Opinión Internacional

La elección chilena

Chile ha votado libremente. Parece obvio, pero no lo es. No sólo los electores decidieron, sino que las condiciones del proceso electoral fueron libres: medios de comunicación libres, no interferencia del poder militar, entre otras cosas. El debate público fue posible.

Uno de los elementos de la democracia es elegir un jefe de Estado, pero no es sino uno de ellos. Las democracias que se han dado en llamar «iliberales» presentan esa elección como un señuelo, pero están desprovistas de casi todos los otros elementos que dan consistencia a la democracia. Ésta es una diferencia crucial entre la elección chilena y la que afronta el Perú.

En Chile, acaso la primera causa del estrecho resultado haya sido el desgaste gubernamental. La Concertación ya sobrepasó la década de gobierno y en su último tramo, además, la economía sufrió el embate de una crisis internacional.

Pero una segunda causa ha sido la eficaz campaña de Joaquín Lavín. La suya no fue una prédica ideológica sino, por el contrario, una expresión de que la política parece haber entrado a una etapa postideológica. Es un fenómeno casi universal. En su última edición, «Time» señala precisamente que los aspirantes a suceder a Clinton, tanto demócratas como republicanos, han tenido que copiar su estilo de micropolítica.

Esto último no debería oscurecer el hecho que, a diferencia de lo que ocurre en casi todo el resto de América Latina, Chile es un país segmentado, dividido en dos grandes campos, que para efectos didácticos llamaremos izquierda y derecha.

¿Por qué en Chile sí pudieron organizarse grandes coaliciones, en uno y otro campo, mientras en el Perú la oposición fue incapaz de hacerlo?

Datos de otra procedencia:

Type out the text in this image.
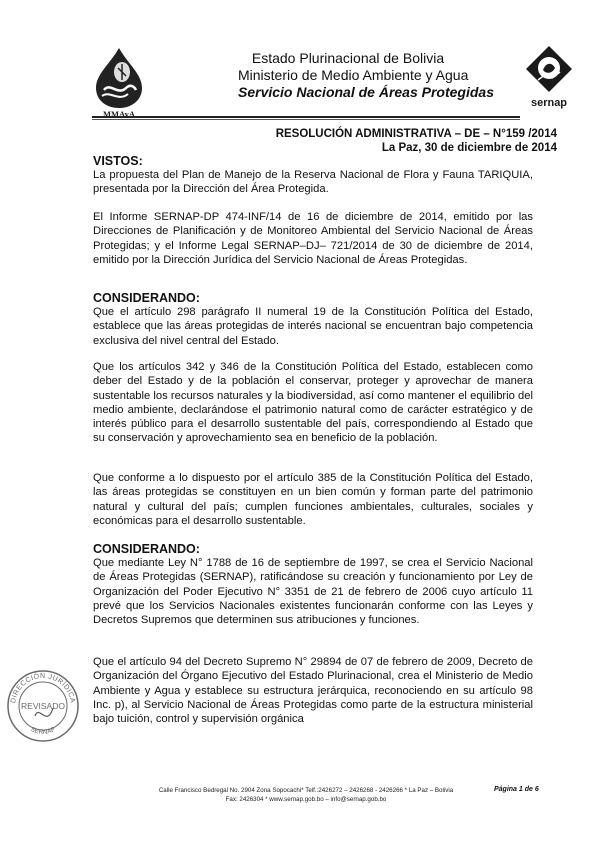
MMAyA
sernap
Estado Plurinacional de Bolivia
Ministerio de Medio Ambiente y Agua
Servicio Nacional de Áreas Protegidas
RESOLUCIÓN ADMINISTRATIVA – DE – N°159 /2014
La Paz, 30 de diciembre de 2014
VISTOS:

La propuesta del Plan de Manejo de la Reserva Nacional de Flora y Fauna TARIQUIA, presentada por la Dirección del Área Protegida.

El Informe SERNAP-DP 474-INF/14 de 16 de diciembre de 2014, emitido por las Direcciones de Planificación y de Monitoreo Ambiental del Servicio Nacional de Áreas Protegidas; y el Informe Legal SERNAP–DJ– 721/2014 de 30 de diciembre de 2014, emitido por la Dirección Jurídica del Servicio Nacional de Áreas Protegidas.

CONSIDERANDO:

Que el artículo 298 parágrafo II numeral 19 de la Constitución Política del Estado, establece que las áreas protegidas de interés nacional se encuentran bajo competencia exclusiva del nivel central del Estado.

Que los artículos 342 y 346 de la Constitución Política del Estado, establecen como deber del Estado y de la población el conservar, proteger y aprovechar de manera sustentable los recursos naturales y la biodiversidad, así como mantener el equilibrio del medio ambiente, declarándose el patrimonio natural como de carácter estratégico y de interés público para el desarrollo sustentable del país, correspondiendo al Estado que su conservación y aprovechamiento sea en beneficio de la población.

Que conforme a lo dispuesto por el artículo 385 de la Constitución Política del Estado, las áreas protegidas se constituyen en un bien común y forman parte del patrimonio natural y cultural del país; cumplen funciones ambientales, culturales, sociales y económicas para el desarrollo sustentable.

CONSIDERANDO:

Que mediante Ley N° 1788 de 16 de septiembre de 1997, se crea el Servicio Nacional de Áreas Protegidas (SERNAP), ratificándose su creación y funcionamiento por Ley de Organización del Poder Ejecutivo N° 3351 de 21 de febrero de 2006 cuyo artículo 11 prevé que los Servicios Nacionales existentes funcionarán conforme con las Leyes y Decretos Supremos que determinen sus atribuciones y funciones.

Que el artículo 94 del Decreto Supremo N° 29894 de 07 de febrero de 2009, Decreto de Organización del Órgano Ejecutivo del Estado Plurinacional, crea el Ministerio de Medio Ambiente y Agua y establece su estructura jerárquica, reconociendo en su artículo 98 Inc. p), al Servicio Nacional de Áreas Protegidas como parte de la estructura ministerial bajo tuición, control y supervisión orgánica

DIRECCIÓN JURÍDICA
REVISADO
SERNAP
Calle Francisco Bedregal No. 2904 Zona Sopocachi* Telf.:2426272 – 2426268 - 2426266 * La Paz – Bolivia
Fax: 2426304 * www.sernap.gob.bo – info@sernap.gob.bo
Página 1 de 6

La primera explicación es que en Chile esas coaliciones se apoyaron sobre esos campos: tradiciones longevas, por más que se presentaran con estilos nuevos. Desde comienzos de la República, en Chile combaten «pelucones» y «pipiolos». Así, Chile proyecta una división política parecida más a la de Francia que a la de otros países latinoamericanos.

Sin embargo, dado que hablamos de la política postideológica, las diferencias entre esos dos campos son más de talante que de profundas diferencias doctrinarias o de política económica. Todos reconocen como crucial la cuestión de la equidad: ¿Cómo puede hacerse para que el crecimiento sea compartido por todos?

En el caso del Perú, donde la oposición no pudo o no quiso unirse, ¿hasta qué punto la oposición es oposición?

De hecho, la sensación que existe es que nadie ha ofrecido una visión alternativa a la corriente representada por la gestión de Fujimori. Sus episódicos rivales forman parte, casi todos, de la misma cultura política del fujimorismo: fórmulas «light», aglomeraciones de individuos más que de organizaciones, presuntamente independientes aunque provengan casi en su mayoría de la política tradicional.

No deja de ser sintomático que ninguno de los principales contendores de Fujimori criticara claramente el golpe del 5 de abril de 1992.

No se ha estructurado todavía una alternativa a esa cultura política. El escenario está ocupado transitoriamente por un teatro de individualidades, sin ataduras ni responabilidades con nadie sino con su propia figuración. En ese tránsito, entre la desestructuración de la política tradicional y las alternativas tampoco estructuradas, Fujimori gobierna, suspendido sobre un vacío; un vacío que, curiosamente, es el que le da su fuerza.

En Chile no se ha debatido, casi, sobre el octogenario «paciente inglés», Augusto Pinochet Ugarte. Han debatido sobre dónde deberá ir Chile en el siglo XXI. Porque una elección no es acerca de lo que se ha hecho, sino primordialmente acerca de dónde quiere conducirse a un país. Fujimori desea fervientemente apoderarse de la idea de futuro, y desacreditar a todo eventual rival asociándolo con dos desastres: la política económica de Alan García y el terrorismo. Pero lo hace porque, como Pinochet, es ya, esencialmente, pasado. Aunque la oposición no sepa demostrárselo. Es verdad que es difícil demostrárselo, porque, a diferencia de Chile, la esfera pública está agresivamente dominada por el Gobierno, como lo prueba la increíble conducta de la televisión abierta.

Frente a este opaco escenario, es díficil no recordar con tristeza lo que en una de las obras imperecederas de la cultura peruana, «Paisajes Peruanos», escribiera Riva-Agüero: «Y para el alma del Perú, que duerme en las sublimes moles, aguardando la hora del destino, ¿qué significado ha de tener la presente vida política, pobre entremés, largo e insípido intervalo entre dos dramas, farsa sin ideal, sin empuje y sin mañana?».

Pero acaso sentían lo mismo los chilenos antes de que la democracia, que tuvo este domingo otro de sus nobles jalones, volviera a su país.